Since a string supports iteration but not indexing, I would like to convert a string into a list of chars. I have "abc"
and I want ['a', 'b', 'c']
.
It can be any type as long as I can index into it. A Vec<char>
or a [char; 3]
would be fine, other ideas would also be interesting!
Faster would be better since I am dealing with very long strings. A version that is more efficient when assuming that the string is ASCII would also be cool.
Use the chars
method on String
or str
:
fn main() {
let s = "Hello world!";
let char_vec: Vec<char> = s.chars().collect();
for c in char_vec {
println!("{}", c);
}
}
Here you have a live example
I've already come to this solution:
let chars: Vec<char> = input.chars().collect();
In a comment somebody suggested using .split("")
but it seems to be implemented in a way that is annoying for this case:
println!("{:?}", "abc".split("").collect::<Vec<&str>>());
gives ["", "a", "b", "c", ""]
Since you are trying to solve the first day of Advent of Code, I'm assuming that you need to compare two consecutive characters and update an accumulator depending on whether the characters are the same.
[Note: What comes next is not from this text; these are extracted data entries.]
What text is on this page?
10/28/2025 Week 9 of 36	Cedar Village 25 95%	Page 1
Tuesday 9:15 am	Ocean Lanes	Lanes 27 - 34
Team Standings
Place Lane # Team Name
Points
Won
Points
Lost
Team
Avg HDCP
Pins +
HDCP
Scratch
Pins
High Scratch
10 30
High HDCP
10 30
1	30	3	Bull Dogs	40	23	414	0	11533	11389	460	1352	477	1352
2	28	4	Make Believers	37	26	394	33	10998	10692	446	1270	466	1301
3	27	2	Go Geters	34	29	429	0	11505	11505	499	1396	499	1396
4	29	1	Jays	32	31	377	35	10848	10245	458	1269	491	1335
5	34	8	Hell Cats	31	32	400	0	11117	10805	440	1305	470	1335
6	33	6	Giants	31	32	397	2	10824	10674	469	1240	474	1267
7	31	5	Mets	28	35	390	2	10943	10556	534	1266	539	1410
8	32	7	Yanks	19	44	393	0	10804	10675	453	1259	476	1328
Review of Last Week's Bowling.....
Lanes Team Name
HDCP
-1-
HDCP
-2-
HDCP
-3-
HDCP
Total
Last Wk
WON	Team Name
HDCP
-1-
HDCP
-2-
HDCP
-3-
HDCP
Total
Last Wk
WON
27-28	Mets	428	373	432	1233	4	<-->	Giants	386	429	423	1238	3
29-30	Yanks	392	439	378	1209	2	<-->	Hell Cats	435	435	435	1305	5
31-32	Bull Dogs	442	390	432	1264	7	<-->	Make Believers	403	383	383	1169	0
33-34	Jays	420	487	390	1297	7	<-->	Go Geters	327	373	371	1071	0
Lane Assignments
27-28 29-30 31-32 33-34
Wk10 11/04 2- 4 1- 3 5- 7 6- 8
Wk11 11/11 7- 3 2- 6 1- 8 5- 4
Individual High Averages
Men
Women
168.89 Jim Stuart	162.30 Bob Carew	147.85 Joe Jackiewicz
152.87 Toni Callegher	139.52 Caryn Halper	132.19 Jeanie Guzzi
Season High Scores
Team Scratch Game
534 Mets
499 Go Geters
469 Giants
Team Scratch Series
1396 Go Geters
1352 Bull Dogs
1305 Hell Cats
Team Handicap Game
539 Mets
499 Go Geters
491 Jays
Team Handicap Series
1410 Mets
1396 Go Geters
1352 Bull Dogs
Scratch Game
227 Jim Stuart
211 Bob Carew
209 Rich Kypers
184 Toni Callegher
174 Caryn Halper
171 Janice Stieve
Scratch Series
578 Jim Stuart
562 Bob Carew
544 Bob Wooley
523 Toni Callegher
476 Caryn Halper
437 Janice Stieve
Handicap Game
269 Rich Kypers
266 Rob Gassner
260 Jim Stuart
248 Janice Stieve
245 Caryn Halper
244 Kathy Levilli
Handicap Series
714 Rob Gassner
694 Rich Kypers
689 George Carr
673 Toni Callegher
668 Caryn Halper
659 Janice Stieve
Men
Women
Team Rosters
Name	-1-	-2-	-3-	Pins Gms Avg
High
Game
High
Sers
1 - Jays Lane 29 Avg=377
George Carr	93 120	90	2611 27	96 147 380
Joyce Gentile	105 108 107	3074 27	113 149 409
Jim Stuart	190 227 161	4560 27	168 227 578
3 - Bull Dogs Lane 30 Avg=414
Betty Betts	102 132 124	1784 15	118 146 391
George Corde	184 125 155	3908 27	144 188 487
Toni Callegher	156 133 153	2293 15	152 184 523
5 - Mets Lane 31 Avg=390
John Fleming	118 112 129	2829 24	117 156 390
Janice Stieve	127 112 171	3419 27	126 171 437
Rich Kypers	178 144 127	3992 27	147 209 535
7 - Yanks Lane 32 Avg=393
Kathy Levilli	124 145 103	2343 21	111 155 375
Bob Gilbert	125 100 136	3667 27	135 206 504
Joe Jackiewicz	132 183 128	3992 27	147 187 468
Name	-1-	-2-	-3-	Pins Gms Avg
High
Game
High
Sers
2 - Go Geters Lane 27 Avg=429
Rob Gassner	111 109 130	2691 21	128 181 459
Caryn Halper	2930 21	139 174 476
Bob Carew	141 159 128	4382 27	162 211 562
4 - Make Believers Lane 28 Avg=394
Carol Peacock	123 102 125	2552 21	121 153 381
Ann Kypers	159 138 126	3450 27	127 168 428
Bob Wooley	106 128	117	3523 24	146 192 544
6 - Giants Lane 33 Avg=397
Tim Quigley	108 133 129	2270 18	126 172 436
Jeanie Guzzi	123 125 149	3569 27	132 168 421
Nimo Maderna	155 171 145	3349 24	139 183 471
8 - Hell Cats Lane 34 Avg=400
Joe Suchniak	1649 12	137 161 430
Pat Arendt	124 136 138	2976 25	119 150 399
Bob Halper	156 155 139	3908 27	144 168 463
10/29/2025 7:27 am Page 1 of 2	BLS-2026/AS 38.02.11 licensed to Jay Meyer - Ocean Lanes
You can do that without indexing by using the fold
function on chars
. Something like this (untested):
fn example(s: &str) -> u32 {
let mut i = s.chars()
.map(|c| c.to_digit(10).expect("Invalid input: Non-digit found!"));
if let Some(first) = i.next() {
let (tot, last) = i.fold((0, first), |acc, x| {
let (tot, prev) = acc;
if prev == x {
(tot + prev, x)
} else {
(tot, x)
}
});
if last == first {
tot + last
} else {
tot
}
} else {
0
}
}
The fold
iterator method allows you to walk a value over all the iterator items updating that value at each step. Here the value is a tuple containing the accumulated result and the value of the previous digit. We initialize it with some initial result and the value of the first character. Then at each step we compare the current character with the previous one taken from the current value, update the accumulated result depending on the result of the comparison and return a new value with the updated accumulator and the current character.
The fold
method returns the last value, which in our case contains the accumulated result and the last character, at which point you may check if the last character is the same as the first one and update the result if you need to.